Exploring the impact of graph locality for the resolution of MIS with neutral atom devices

TL;DR

This paper investigates how the spatial locality of graphs affects solving the Maximum Independent Set problem using neutral atom quantum devices, advancing the encoding of complex graphs beyond 2D limitations.

Contribution

It introduces 3D atom arrangements to encode more complex graph classes, surpassing previous 2D limitations and enabling quantum solutions for problems without classical approximation schemes.

Findings

Experimental results demonstrate feasibility of 3D embeddings.

Theoretical analysis shows potential for tackling complex graph classes.
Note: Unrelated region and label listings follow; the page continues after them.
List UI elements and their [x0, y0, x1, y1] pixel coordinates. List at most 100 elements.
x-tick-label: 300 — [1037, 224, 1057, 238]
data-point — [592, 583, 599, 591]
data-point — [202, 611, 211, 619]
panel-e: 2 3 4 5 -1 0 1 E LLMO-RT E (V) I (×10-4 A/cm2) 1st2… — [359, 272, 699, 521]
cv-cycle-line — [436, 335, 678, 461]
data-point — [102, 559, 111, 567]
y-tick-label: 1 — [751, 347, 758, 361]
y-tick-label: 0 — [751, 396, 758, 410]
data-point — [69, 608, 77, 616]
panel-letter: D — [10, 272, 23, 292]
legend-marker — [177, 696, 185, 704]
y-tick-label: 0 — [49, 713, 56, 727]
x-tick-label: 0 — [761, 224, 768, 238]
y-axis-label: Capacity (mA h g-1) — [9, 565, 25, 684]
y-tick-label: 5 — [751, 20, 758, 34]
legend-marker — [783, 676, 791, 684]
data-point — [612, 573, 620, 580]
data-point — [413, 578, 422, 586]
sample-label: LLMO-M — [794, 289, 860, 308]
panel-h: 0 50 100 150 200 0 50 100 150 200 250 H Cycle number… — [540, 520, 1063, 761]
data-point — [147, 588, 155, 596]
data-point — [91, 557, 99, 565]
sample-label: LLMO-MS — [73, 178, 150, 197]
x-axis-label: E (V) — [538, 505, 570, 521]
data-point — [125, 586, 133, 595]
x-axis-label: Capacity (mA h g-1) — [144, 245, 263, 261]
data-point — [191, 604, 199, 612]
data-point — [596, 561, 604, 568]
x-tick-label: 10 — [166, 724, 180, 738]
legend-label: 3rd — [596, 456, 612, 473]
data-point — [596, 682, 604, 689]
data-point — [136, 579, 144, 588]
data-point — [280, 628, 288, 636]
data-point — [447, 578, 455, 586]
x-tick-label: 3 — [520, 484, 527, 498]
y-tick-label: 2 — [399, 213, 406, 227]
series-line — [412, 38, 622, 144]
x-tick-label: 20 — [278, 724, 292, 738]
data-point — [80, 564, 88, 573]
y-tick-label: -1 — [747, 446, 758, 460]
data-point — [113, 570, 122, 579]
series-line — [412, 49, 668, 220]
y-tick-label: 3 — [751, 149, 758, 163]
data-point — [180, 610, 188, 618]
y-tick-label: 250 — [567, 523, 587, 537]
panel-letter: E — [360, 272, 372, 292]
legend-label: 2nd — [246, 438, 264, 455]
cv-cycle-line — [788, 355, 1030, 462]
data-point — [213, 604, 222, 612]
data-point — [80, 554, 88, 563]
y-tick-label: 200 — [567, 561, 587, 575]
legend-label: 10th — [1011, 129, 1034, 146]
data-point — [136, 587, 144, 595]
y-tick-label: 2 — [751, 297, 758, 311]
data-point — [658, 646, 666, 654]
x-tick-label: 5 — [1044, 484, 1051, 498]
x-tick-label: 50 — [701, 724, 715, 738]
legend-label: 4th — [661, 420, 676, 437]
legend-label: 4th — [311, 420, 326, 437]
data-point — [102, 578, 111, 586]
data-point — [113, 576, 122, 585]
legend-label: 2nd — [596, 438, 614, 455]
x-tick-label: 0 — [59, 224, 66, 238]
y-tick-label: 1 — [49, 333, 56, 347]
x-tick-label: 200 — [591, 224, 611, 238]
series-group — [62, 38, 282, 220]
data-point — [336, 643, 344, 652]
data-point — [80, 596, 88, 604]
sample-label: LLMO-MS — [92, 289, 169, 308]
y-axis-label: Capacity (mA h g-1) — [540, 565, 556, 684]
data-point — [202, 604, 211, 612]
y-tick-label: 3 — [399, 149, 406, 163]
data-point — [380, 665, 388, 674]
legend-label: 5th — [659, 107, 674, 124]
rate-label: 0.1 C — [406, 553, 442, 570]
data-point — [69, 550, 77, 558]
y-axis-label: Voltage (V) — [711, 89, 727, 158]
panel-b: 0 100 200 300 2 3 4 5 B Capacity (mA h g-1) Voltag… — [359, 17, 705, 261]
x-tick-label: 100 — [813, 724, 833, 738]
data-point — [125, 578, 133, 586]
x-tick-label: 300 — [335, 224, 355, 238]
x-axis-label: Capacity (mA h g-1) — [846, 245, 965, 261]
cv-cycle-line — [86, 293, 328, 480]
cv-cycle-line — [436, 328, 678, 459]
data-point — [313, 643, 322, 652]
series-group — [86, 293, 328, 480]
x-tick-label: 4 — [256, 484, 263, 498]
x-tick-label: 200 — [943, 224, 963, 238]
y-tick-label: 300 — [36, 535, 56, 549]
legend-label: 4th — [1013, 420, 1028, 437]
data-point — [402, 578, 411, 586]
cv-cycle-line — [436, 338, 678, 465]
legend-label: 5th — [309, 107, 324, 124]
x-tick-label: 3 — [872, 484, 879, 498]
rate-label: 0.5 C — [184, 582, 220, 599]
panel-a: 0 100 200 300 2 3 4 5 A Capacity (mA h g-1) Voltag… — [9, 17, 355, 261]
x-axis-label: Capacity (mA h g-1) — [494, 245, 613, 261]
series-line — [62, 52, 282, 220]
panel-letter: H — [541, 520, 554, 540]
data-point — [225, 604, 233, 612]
Progress towards quantum solutions for classically hard combinatorial problems.

Abstract

In the past years, many quantum algorithms have been proposed to tackle hard combinatorial problems. In particular, the Maximum Independent Set (MIS) is a known NP-hard problem that can be naturally encoded in Rydberg atom arrays. By representing a graph with an ensemble of neutral atoms one can leverage Rydberg dynamics to naturally encode the constraints and the solution to MIS. However, the classes of graphs that can be directly mapped ``vertex-to-atom" on standard devices with 2D capabilities are currently limited to Unit-Disk graphs. In this setting, the inherent spatial locality of the graphs can be leveraged by classical polynomial-time approximation schemes (PTAS) that guarantee an $\epsilon$-approximate solution. In this work, we build upon recent progress made for using 3D arrangements of atoms to embed more complex classes of graphs. We report experimental and theoretical results which represent important steps towards tackling combinatorial tasks on quantum computers for which no classical efficient $\varepsilon$-approximation scheme exists.